Last month, Chief Judge Dennis G. Jacobs (2d Cir.) questioned whether much "public interest" is in the public interest, criticizing suits against the government (whose elected officials should have a better claim to representing the public interest than unelected lawyers) and impact litigation. Pro Bono for Fun and Profit, Oct. 6, 2008 (speech at Rochester Federalist Society).
My point, in a nutshell, is that much of what we call legal work for the public interest is essentially selfserving: Lawyers use public interest litigation to promote their own agendas, social and political--and (on a wider plane) to promote the power and the role of the legal profession itself. Lawyers and firms use pro bono litigation for training and experience. Big law firms use public interest litigation to assist their recruiting--to confer glamor on their work, and to give solace to overworked law associates. And it has been reported that some firms in New York City pay money to public-interest groups for the opportunity of litigating the cases that public-interest groups conceive on behalf of the clients they recruit.See NY Judge's Remarks Cause Stir Over Goal of Pro Bono Work, N.Y.L.J., Oct. 31, 2008.
There are citizens in every profession, craft and walk of life who are active in promoting their own political views and agendas. When they do this, it is understood that they are advancing their own views and interests. But when lawyers do it, through litigation, it is said to be work for the public interest. . . . Well, sometimes yes, and sometimes no. When we do work of this kind, a lot of people would see it as doing well while doing bono. Prosperous law firms that prevail in pro bono litigation do not hesitate to put in for legal fees where the law allows, and happily collect compensation--often from the taxpayers--for work they have touted as their service to the public. And even if the firms donate all or part to charity, the charities are usually groups that have as their charitable object the promotion of litigation rather than (say) medical research or hurricane relief.
Judge Boyce F. Martin (6th Cir.) replies: It's All for the Clients, Nat'l L.J., Nov. 24, 2008
ecause Jacobs' critique flows from the premise that clients merely fulfill a "technical requirement," it is understandable that he fails to consider the value that victims of discriminatory government policies and actions place in having someone speak up for the injustice they face. His indictment of public interest lawyers' motives simply overlooks the struggles of the workers, prisoners, parents and children whose struggles inform the work of public interest lawyers.
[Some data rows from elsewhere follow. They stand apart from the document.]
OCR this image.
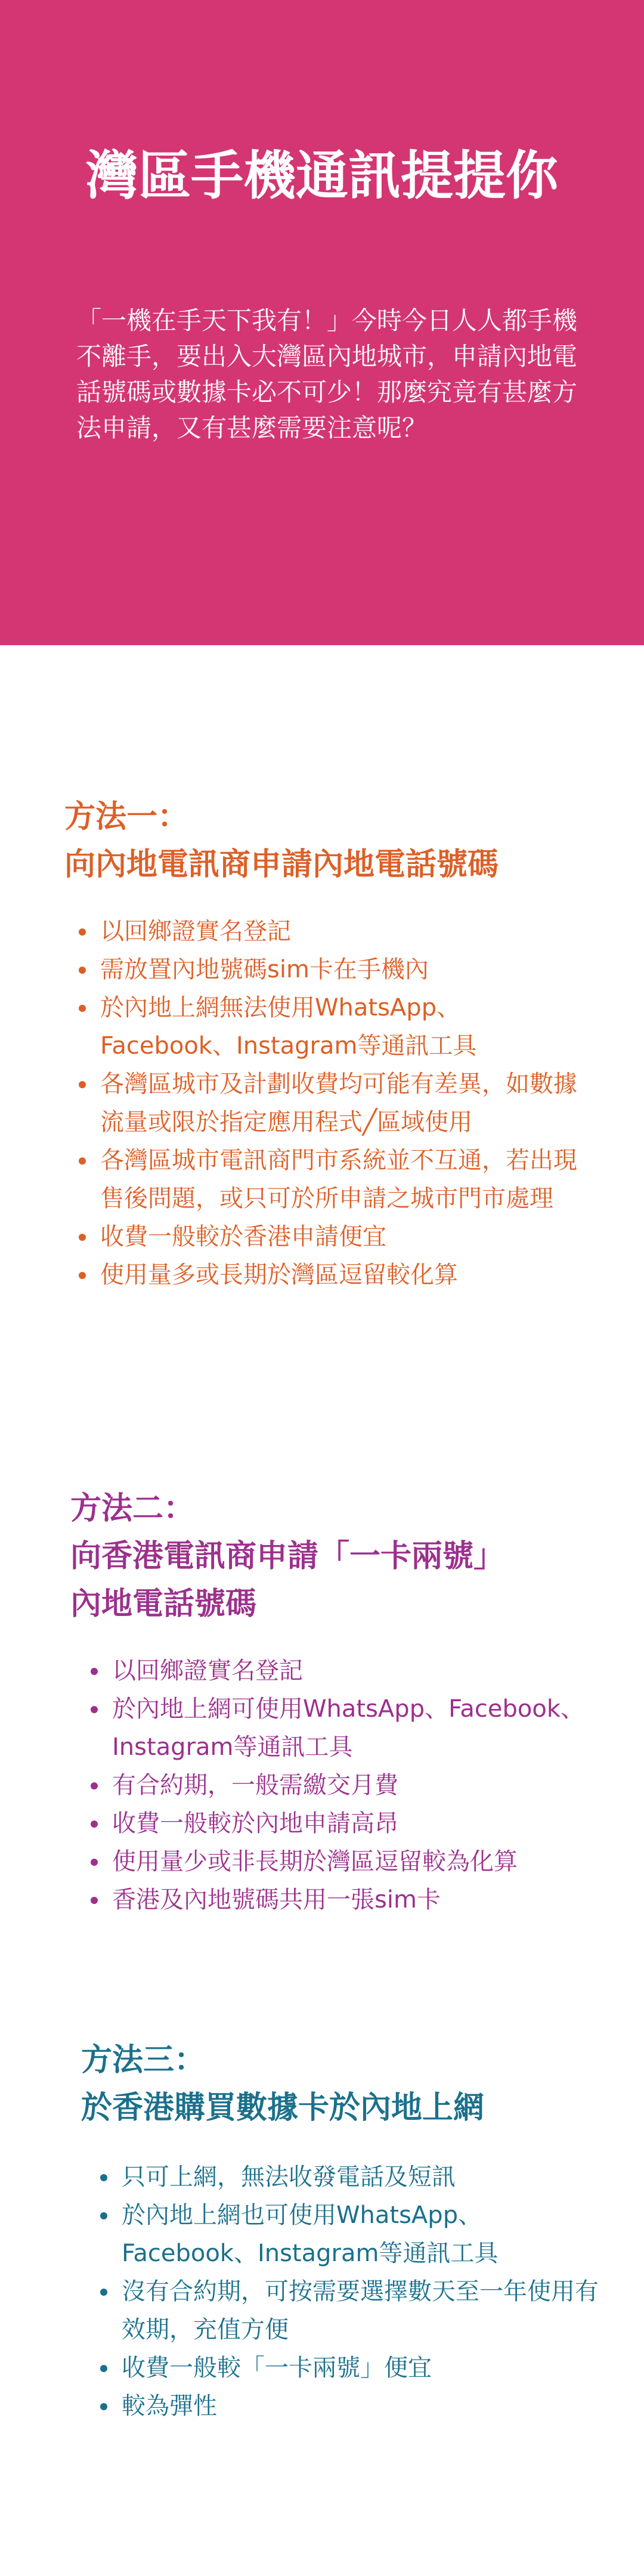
灣區手機通訊提提你

「一機在手天下我有！」今時今日人人都手機不離手，要出入大灣區內地城市，申請內地電話號碼或數據卡必不可少！那麼究竟有甚麼方法申請，又有甚麼需要注意呢？

方法一：
向內地電訊商申請內地電話號碼
以回鄉證實名登記
需放置內地號碼sim卡在手機內
於內地上網無法使用WhatsApp、Facebook、Instagram等通訊工具
各灣區城市及計劃收費均可能有差異，如數據流量或限於指定應用程式╱區域使用
各灣區城市電訊商門市系統並不互通，若出現售後問題，或只可於所申請之城市門市處理
收費一般較於香港申請便宜
使用量多或長期於灣區逗留較化算
方法二：
向香港電訊商申請「一卡兩號」
內地電話號碼
以回鄉證實名登記
於內地上網可使用WhatsApp、Facebook、Instagram等通訊工具
有合約期，一般需繳交月費
收費一般較於內地申請高昂
使用量少或非長期於灣區逗留較為化算
香港及內地號碼共用一張sim卡
方法三：
於香港購買數據卡於內地上網
只可上網，無法收發電話及短訊
於內地上網也可使用WhatsApp、Facebook、Instagram等通訊工具
沒有合約期，可按需要選擇數天至一年使用有效期，充值方便
收費一般較「一卡兩號」便宜
較為彈性
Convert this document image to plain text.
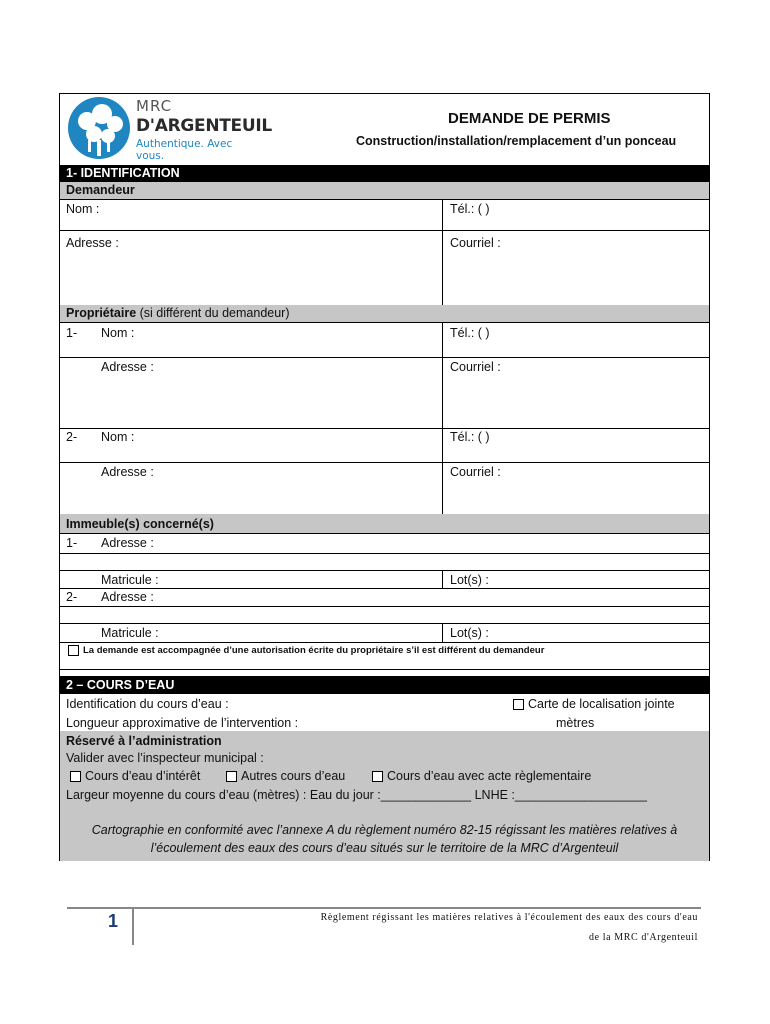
MRC
D'ARGENTEUIL
Authentique. Avec vous.
DEMANDE DE PERMIS
Construction/installation/remplacement d’un ponceau
1- IDENTIFICATION
Demandeur
Nom :	Tél.: ( )
Adresse :	Courriel :
Propriétaire (si différent du demandeur)
1- Nom :	Tél.: ( )
Adresse :	Courriel :
2- Nom :	Tél.: ( )
Adresse :	Courriel :
Immeuble(s) concerné(s)
1- Adresse :
Matricule :	Lot(s) :
2- Adresse :
Matricule :	Lot(s) :
La demande est accompagnée d’une autorisation écrite du propriétaire s’il est différent du demandeur
2 – COURS D’EAU
Identification du cours d’eau :	Carte de localisation jointe
Longueur approximative de l’intervention :	mètres
Réservé à l’administration
Valider avec l’inspecteur municipal :
Cours d’eau d’intérêt	Autres cours d’eau	Cours d’eau avec acte règlementaire
Largeur moyenne du cours d’eau (mètres) : Eau du jour :_____________ LNHE :___________________
Cartographie en conformité avec l’annexe A du règlement numéro 82-15 régissant les matières relatives à
l’écoulement des eaux des cours d’eau situés sur le territoire de la MRC d’Argenteuil
1	Règlement régissant les matières relatives à l'écoulement des eaux des cours d'eau
de la MRC d'Argenteuil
The 2d U.S. Circuit Court of Appeals must be a far different place from the 6th Circuit, because I cannot recognize among the cases before us the lawyers that Jacobs accuses of abdicating their responsibilities to clients to advance their own social agendas. Indeed, I am immensely grateful for the efforts of lawyers who represent very real clients in a variety of difficult cases — including in the broader "impact" litigation that Jacobs decries. In my view, the value of such representation cannot be overstated when litigation of an individual's claim exposes systemic violations of the law. Regardless of the legal issue, the presence of experienced and qualified counsel lends stability and order to the proceedings before us.